Phillip once said that perhaps my role was to lead, to bring people together and help things along, but that it was a double edged sword. That since I knew all, saw all, I couldn't be happy. That it as lonely at the top.

It's lonely at the top.

So very lonely.

Wednesday, May 28, 2008

Starlight

Far away
This ship has taken me far away
Far away from the memories
Of the people who care if I live or die

Starlight
I will be chasing a starlight
Until the end of my life
I don't know if it's worth it anymore

Hold you in my arms
I just wanted to hold you in my arms

My life
You electrify my life
Let's conspire to re-ignite
All the souls that would die just to feel alive

I'll never let you go
If you promise not to fade away
Never fade away

Our hopes and expectations
Black holes and revelations
Our hopes and expectations
Black holes and revelations

Hold you in my arms
I just wanted to hold you in my arms

Far away
This ship has taken me far away
Far away from the memories
Of the people who care if I live or die

I'll never let you go
If you promise not to fade away
Never fade away

Our hopes and expectations
Black holes and revelations
Our hopes and expectations
Black holes and revelations

Hold you in my arms
I just wanted to hold you in my arms
I just wanted to hold

(I didn't really want to resort to this on my blog but I can't help but want to post this.)

Tuesday, May 13, 2008

Tick Tock

It's strange to me how the heart can so easily effect the mind with emotion but not the other way around. It's a one way street but in the end the mind is the one making the final decisions.

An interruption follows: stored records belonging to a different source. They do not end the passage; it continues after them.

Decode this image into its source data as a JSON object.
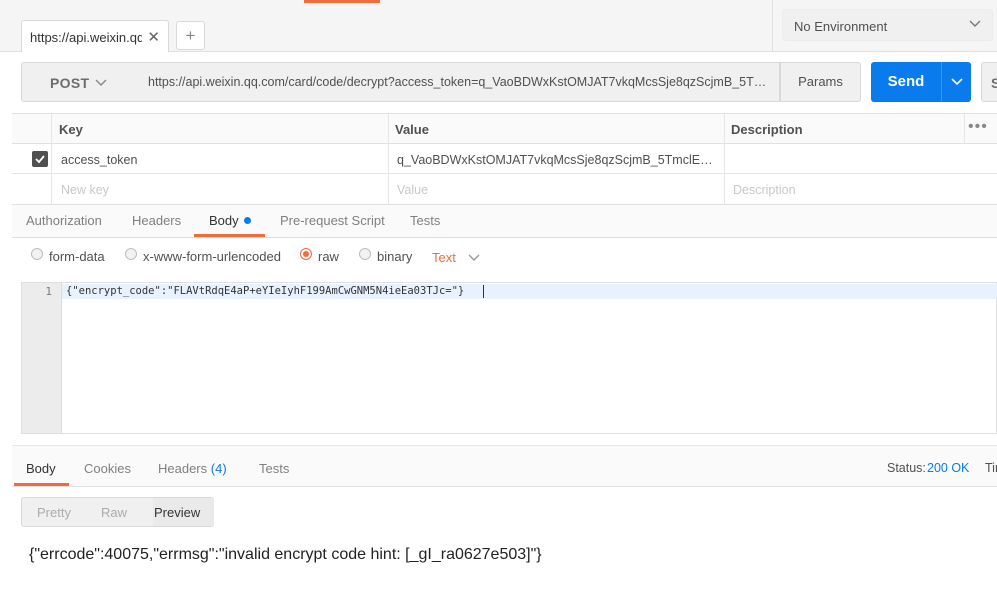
{
  "tabs": {
    "active_tab_label": "https://api.weixin.qq",
    "add_label": "+"
  },
  "environment": {
    "selected": "No Environment"
  },
  "request": {
    "method": "POST",
    "url": "https://api.weixin.qq.com/card/code/decrypt?access_token=q_VaoBDWxKstOMJAT7vkqMcsSje8qzScjmB_5Tmc..",
    "params_label": "Params",
    "send_label": "Send",
    "save_label": "S"
  },
  "params_table": {
    "headers": [
      "Key",
      "Value",
      "Description"
    ],
    "rows": [
      {
        "key": "access_token",
        "value": "q_VaoBDWxKstOMJAT7vkqMcsSje8qzScjmB_5TmclE9Ba...",
        "description": "",
        "checked": true
      }
    ],
    "placeholders": {
      "key": "New key",
      "value": "Value",
      "description": "Description"
    },
    "more": "•••"
  },
  "request_tabs": [
    "Authorization",
    "Headers",
    "Body",
    "Pre-request Script",
    "Tests"
  ],
  "request_active_tab": "Body",
  "body_types": [
    "form-data",
    "x-www-form-urlencoded",
    "raw",
    "binary"
  ],
  "body_type_selected": "raw",
  "raw_format": "Text",
  "editor": {
    "line_number": "1",
    "code": "{\"encrypt_code\":\"FLAVtRdqE4aP+eYIeIyhF199AmCwGNM5N4ieEa03TJc=\"}"
  },
  "response_tabs": {
    "body": "Body",
    "cookies": "Cookies",
    "headers": "Headers",
    "headers_count": "(4)",
    "tests": "Tests"
  },
  "response_status": {
    "label": "Status:",
    "value": "200 OK",
    "time_label": "Tim"
  },
  "response_formats": [
    "Pretty",
    "Raw",
    "Preview"
  ],
  "response_format_selected": "Preview",
  "response_body": "{\"errcode\":40075,\"errmsg\":\"invalid encrypt code hint: [_gI_ra0627e503]\"}",
  "colors": {
    "accent": "#f26b3a",
    "primary": "#097bed"
  }
}
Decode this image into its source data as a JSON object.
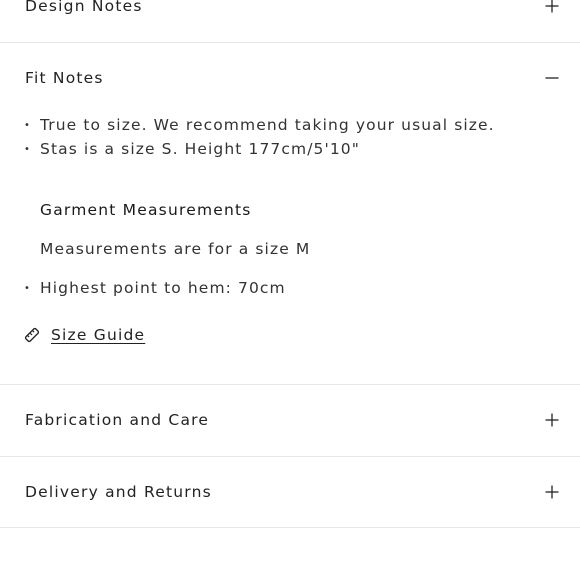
{
  "accordion": {
    "design_notes": {
      "title": "Design Notes",
      "expanded": false,
      "icon": "plus-icon"
    },
    "fit_notes": {
      "title": "Fit Notes",
      "expanded": true,
      "icon": "minus-icon",
      "bullets": [
        "True to size. We recommend taking your usual size.",
        "Stas is a size S. Height 177cm/5'10\""
      ],
      "garment_heading": "Garment Measurements",
      "measurement_note": "Measurements are for a size M",
      "measurement_bullets": [
        "Highest point to hem: 70cm"
      ],
      "size_guide_label": "Size Guide",
      "size_guide_icon": "ruler-icon"
    },
    "fabrication": {
      "title": "Fabrication and Care",
      "expanded": false,
      "icon": "plus-icon"
    },
    "delivery": {
      "title": "Delivery and Returns",
      "expanded": false,
      "icon": "plus-icon"
    }
  },
  "bullet_glyph": "•"
}
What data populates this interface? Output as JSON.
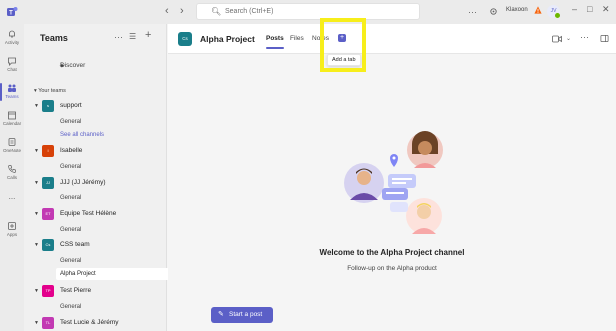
{
  "titlebar": {
    "back": "‹",
    "forward": "›",
    "search_placeholder": "Search (Ctrl+E)",
    "more": "···",
    "user_name": "Klaxoon",
    "avatar_initials": "JV",
    "minimize": "–",
    "maximize": "□",
    "close": "✕"
  },
  "rail": [
    {
      "label": "Activity",
      "icon": "bell-icon"
    },
    {
      "label": "Chat",
      "icon": "chat-icon"
    },
    {
      "label": "Teams",
      "icon": "teams-icon"
    },
    {
      "label": "Calendar",
      "icon": "calendar-icon"
    },
    {
      "label": "OneNote",
      "icon": "onenote-icon"
    },
    {
      "label": "Calls",
      "icon": "phone-icon"
    },
    {
      "label": "...",
      "icon": "more-icon"
    },
    {
      "label": "Apps",
      "icon": "apps-icon"
    }
  ],
  "pane": {
    "title": "Teams",
    "more": "···",
    "filter": "☰",
    "add": "+",
    "discover": "Discover",
    "section_label": "Your teams",
    "teams": [
      {
        "initials": "s",
        "name": "support",
        "color": "#1a7e8a",
        "channels": [
          "General",
          "See all channels"
        ]
      },
      {
        "initials": "I",
        "name": "Isabelle",
        "color": "#d74108",
        "channels": [
          "General"
        ]
      },
      {
        "initials": "JJ",
        "name": "JJJ (JJ Jérémy)",
        "color": "#1a7e8a",
        "channels": [
          "General"
        ]
      },
      {
        "initials": "ET",
        "name": "Equipe Test Hélène",
        "color": "#c239b3",
        "channels": [
          "General"
        ]
      },
      {
        "initials": "Cs",
        "name": "CSS team",
        "color": "#1a7e8a",
        "channels": [
          "General",
          "Alpha Project"
        ]
      },
      {
        "initials": "TP",
        "name": "Test Pierre",
        "color": "#e3008c",
        "channels": [
          "General"
        ]
      },
      {
        "initials": "TL",
        "name": "Test Lucie & Jérémy",
        "color": "#c239b3",
        "channels": []
      }
    ]
  },
  "channel": {
    "avatar_initials": "Cs",
    "title": "Alpha Project",
    "tabs": [
      "Posts",
      "Files",
      "Notes"
    ],
    "active_tab": "Posts",
    "add_tab_symbol": "+",
    "tooltip": "Add a tab",
    "welcome_title": "Welcome to the Alpha Project channel",
    "welcome_subtitle": "Follow-up on the Alpha product",
    "start_post": "Start a post"
  },
  "colors": {
    "accent": "#5b5fc7",
    "highlight": "#f7ee1b"
  }
}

It reminds me of a couple, and not wanting to get political but it reminds me of the leader of a country. Whether it be a king and queen or the president and the first lady (and perhaps in a few months a first gentleman?) .

Where one has the lead but listens heavily to the other. Is all of creation meant to work in tandem as such?

I'm getting off topic. What I meant to get into was the fact that it's quite bothersome how my emotions cloud my actions and thoughts, but I can't ask them to stop.

I've gotten the advice to not try and control them, but it's difficult not to let them control me. I feel like a slave to my own heart. It tells me one thing but my mind knows it's a bunch of nonsense.

In a related problem the more I attempt to avoid the undesired emotion or train of thought, the more I end up in it. Like quicksand, I can't seem to find a way out. Also, it's not something I can distance myself from easily. The only thing I can do is bite my lip and hope either the time or the feeling passes, but they are long hours, and in one way, I don't want to avoid my emotions because they come so natural.

I'm talking in circles aren't I? To sum it up, I can't help but feel a way, I can't avoid it, though I like it, and I know it's all futile. The only thing I can do is hope either the situation or the feeling passes, but I feel like not acting on my feelings is a form of self-denial.

Time will tell.

Tuesday, May 6, 2008

...

I dreamt about him this morning. I hate him. I don't think I'll ever forgive anyone.